/mill-remote-cache-server

A remote caching server for the Mill build tool

Primary LanguageScala

Mill Remote Cache Server

Just a simple remote caching server for now used as a proposal. Supports get and put requests for anything hashable in the mill out cache. References in meta.json are expected to be relative. Inspired by bazel's approach: https://docs.bazel.build/versions/master/remote-caching.html#http-caching-protocol

WIP Endpoints

PUT /cached?path=[pathFromOut]?hash=[hash]
    Attach tar.gz
GET /cached/?path=[pathFromOut]?hash=[hash]
    Responds with tar.gz
GET /cached
    Responds with JSON of all pathFromOut and hashes

Example

The mill build tool has Tasks and some of the outputs have a hash associated with it. A simple scala module that prints HelloWorld may have the following structure.

out/
    helloWorld/
        allSources/
            meta.json (has reference to source and an input hash 1)
        ...
        compile/
            dest/classes/HelloWorld.class
            meta.json (has reference to above .class file and an input hash 2)
        ...

In my proof of concept for remote caching the first time we run mill locally we attempt to call GET /cached and receive an empty response since nothing has been cached yet.

After mill finishes we zip compile and allSources because they both contain an input hash as shown above. Then the following is uploaded PUT /cached?path=helloWorld/allSources&hash=1 and PUT /cached?path=helloWorld/compile&hash=2.

When another person checks out your project and runs mill helloWorld mill will call GET /cached and receive something like [{pathFromOut: "helloWorld/allSources", hash: 1}, {pathFromOut: "helloWorld/compile", hash: 2}] and then when mill sees that it needs to create helloWorld/allSources and it calculates an input hash of 1. Then it will see that it is in the remote cache and call GET /cache/allSources?hash=1 move the contents to out/helloWorld/allSources/.

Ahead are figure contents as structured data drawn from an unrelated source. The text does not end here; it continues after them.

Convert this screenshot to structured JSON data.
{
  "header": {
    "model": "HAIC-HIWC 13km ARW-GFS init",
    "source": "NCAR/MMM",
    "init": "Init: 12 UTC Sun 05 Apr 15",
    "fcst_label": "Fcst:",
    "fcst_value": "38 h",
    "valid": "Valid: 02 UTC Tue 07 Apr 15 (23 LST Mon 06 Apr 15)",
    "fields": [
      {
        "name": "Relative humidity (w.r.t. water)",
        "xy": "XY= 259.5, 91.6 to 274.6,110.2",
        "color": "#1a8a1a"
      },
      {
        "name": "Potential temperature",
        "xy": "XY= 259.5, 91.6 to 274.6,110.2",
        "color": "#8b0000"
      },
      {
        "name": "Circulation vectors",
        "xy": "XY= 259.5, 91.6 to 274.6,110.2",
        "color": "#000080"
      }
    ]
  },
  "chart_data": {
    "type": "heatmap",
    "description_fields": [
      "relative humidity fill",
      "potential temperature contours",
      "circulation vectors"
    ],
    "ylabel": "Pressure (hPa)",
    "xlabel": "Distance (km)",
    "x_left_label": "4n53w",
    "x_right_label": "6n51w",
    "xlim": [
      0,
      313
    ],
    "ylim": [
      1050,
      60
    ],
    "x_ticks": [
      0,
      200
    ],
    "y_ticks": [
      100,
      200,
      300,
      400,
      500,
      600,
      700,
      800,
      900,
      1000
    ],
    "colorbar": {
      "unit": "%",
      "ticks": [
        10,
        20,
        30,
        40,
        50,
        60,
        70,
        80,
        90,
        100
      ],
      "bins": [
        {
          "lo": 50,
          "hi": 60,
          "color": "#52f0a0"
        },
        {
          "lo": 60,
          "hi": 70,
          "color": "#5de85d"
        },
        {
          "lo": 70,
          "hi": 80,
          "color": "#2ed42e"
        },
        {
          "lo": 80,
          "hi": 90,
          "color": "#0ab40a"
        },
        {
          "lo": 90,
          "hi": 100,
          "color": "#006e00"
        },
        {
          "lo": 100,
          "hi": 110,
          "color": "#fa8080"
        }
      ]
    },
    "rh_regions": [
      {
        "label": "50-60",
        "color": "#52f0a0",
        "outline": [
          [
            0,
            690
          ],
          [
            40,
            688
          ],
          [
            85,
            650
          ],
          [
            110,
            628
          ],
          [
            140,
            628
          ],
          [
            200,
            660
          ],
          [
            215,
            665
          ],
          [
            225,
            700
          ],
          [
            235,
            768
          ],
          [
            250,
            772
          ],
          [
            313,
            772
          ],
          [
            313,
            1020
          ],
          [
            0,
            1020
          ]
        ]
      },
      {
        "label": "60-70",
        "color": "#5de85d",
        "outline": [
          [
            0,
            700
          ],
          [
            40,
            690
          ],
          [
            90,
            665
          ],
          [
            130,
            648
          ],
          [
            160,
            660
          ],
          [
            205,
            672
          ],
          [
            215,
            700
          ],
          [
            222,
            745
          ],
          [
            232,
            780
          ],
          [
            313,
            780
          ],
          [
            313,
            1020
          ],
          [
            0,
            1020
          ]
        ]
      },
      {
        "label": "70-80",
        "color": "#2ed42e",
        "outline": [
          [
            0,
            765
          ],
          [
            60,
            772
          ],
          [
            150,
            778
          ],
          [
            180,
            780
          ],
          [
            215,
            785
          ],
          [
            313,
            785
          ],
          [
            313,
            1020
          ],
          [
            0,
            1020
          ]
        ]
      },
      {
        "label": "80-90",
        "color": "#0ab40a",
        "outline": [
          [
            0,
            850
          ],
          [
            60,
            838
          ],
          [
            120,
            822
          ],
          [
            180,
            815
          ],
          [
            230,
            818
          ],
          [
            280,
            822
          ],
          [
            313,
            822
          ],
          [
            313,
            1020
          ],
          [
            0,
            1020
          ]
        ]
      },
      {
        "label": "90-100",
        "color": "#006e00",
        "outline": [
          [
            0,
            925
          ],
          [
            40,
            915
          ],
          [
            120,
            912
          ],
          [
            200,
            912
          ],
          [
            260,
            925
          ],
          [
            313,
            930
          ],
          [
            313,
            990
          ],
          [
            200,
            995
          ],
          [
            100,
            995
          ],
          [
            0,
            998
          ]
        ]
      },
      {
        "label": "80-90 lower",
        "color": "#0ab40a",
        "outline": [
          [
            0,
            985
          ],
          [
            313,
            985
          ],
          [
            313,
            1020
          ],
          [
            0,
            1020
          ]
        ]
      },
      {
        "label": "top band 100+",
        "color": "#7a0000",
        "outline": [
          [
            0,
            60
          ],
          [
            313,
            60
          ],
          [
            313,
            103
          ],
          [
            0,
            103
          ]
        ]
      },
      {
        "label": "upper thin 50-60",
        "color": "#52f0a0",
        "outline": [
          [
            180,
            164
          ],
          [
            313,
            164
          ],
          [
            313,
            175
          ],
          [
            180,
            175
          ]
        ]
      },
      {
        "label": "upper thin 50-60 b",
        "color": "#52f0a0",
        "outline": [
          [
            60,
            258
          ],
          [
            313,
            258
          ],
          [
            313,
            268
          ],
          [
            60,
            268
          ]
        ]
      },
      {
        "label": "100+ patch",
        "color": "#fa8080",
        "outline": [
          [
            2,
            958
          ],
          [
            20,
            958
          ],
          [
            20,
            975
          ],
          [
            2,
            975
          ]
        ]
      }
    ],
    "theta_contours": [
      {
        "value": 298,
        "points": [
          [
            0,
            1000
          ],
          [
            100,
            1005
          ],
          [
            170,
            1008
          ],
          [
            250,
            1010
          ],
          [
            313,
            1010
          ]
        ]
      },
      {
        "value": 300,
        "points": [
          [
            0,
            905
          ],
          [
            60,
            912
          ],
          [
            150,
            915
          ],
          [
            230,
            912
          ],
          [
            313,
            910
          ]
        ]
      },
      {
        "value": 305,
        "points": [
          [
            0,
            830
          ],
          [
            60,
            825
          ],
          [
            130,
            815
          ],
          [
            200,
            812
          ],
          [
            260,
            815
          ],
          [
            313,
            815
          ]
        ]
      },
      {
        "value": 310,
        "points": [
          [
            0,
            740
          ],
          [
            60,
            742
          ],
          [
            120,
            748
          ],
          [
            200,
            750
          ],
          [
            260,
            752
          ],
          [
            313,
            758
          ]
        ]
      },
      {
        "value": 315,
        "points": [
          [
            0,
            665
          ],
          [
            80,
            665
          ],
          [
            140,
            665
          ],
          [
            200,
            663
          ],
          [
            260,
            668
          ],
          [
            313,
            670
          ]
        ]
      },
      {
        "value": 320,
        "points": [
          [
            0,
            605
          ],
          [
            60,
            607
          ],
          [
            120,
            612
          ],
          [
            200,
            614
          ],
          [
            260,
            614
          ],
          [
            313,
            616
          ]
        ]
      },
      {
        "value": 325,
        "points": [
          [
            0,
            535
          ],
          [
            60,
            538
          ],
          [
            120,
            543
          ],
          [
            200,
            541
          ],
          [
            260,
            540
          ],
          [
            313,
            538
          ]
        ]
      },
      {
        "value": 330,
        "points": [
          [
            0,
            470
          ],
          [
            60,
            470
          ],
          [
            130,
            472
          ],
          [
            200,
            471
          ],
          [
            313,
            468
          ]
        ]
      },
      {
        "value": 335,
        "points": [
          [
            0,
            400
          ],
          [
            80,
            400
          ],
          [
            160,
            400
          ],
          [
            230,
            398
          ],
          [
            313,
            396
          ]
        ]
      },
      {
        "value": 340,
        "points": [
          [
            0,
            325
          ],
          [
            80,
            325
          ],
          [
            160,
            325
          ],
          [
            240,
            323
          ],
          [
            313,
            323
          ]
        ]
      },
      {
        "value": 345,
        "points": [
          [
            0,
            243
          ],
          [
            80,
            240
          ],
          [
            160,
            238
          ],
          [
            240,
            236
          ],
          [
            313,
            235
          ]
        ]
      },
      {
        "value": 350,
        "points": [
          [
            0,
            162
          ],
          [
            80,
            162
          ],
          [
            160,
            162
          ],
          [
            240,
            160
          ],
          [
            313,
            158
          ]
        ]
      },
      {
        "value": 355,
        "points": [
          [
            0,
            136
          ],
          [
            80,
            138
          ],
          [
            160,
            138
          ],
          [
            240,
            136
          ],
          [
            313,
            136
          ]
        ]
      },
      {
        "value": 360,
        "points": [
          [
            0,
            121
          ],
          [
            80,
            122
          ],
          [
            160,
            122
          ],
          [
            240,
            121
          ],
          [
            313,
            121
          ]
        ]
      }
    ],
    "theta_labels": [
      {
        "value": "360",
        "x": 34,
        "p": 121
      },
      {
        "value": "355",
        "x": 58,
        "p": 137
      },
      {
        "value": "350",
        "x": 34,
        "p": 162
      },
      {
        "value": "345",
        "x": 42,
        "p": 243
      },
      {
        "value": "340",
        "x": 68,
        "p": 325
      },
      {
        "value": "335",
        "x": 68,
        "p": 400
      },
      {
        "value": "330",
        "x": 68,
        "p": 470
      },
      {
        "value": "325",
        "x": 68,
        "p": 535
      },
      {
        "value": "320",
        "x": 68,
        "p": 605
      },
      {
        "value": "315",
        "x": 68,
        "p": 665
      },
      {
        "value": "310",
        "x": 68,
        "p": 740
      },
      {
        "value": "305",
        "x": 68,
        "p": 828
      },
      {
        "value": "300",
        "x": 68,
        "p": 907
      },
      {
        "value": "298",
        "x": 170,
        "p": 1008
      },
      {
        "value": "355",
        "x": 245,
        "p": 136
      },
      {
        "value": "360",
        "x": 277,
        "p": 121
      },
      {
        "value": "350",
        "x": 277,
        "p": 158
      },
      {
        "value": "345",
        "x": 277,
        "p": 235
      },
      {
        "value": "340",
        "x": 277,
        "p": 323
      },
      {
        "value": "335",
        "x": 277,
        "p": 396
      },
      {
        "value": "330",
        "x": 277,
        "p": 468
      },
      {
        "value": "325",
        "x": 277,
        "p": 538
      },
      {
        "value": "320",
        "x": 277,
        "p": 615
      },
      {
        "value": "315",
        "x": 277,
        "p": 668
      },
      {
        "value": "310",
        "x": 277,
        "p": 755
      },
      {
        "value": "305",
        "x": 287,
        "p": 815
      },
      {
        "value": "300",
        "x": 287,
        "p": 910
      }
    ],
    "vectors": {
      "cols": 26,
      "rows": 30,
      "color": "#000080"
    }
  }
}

The caching server could handle storage using different providers such as S3 or Google Cloud Storage. This is one prototype of a caching server.

Implementation

So far I have an S3 based implementation that a similar structure to out but anything hashable will be used as a key. Hashes are base32 encoded to handle negative hashes which would otherwise be invalid directories.

helloWorld/allSources/{Base32 of 1} => tar.gz of allSources with meta.json containing relative paths
    ...
helloWorld/compile/{Base32 of 2} => tar.gz of compile with meta.json containing relative paths.
    ...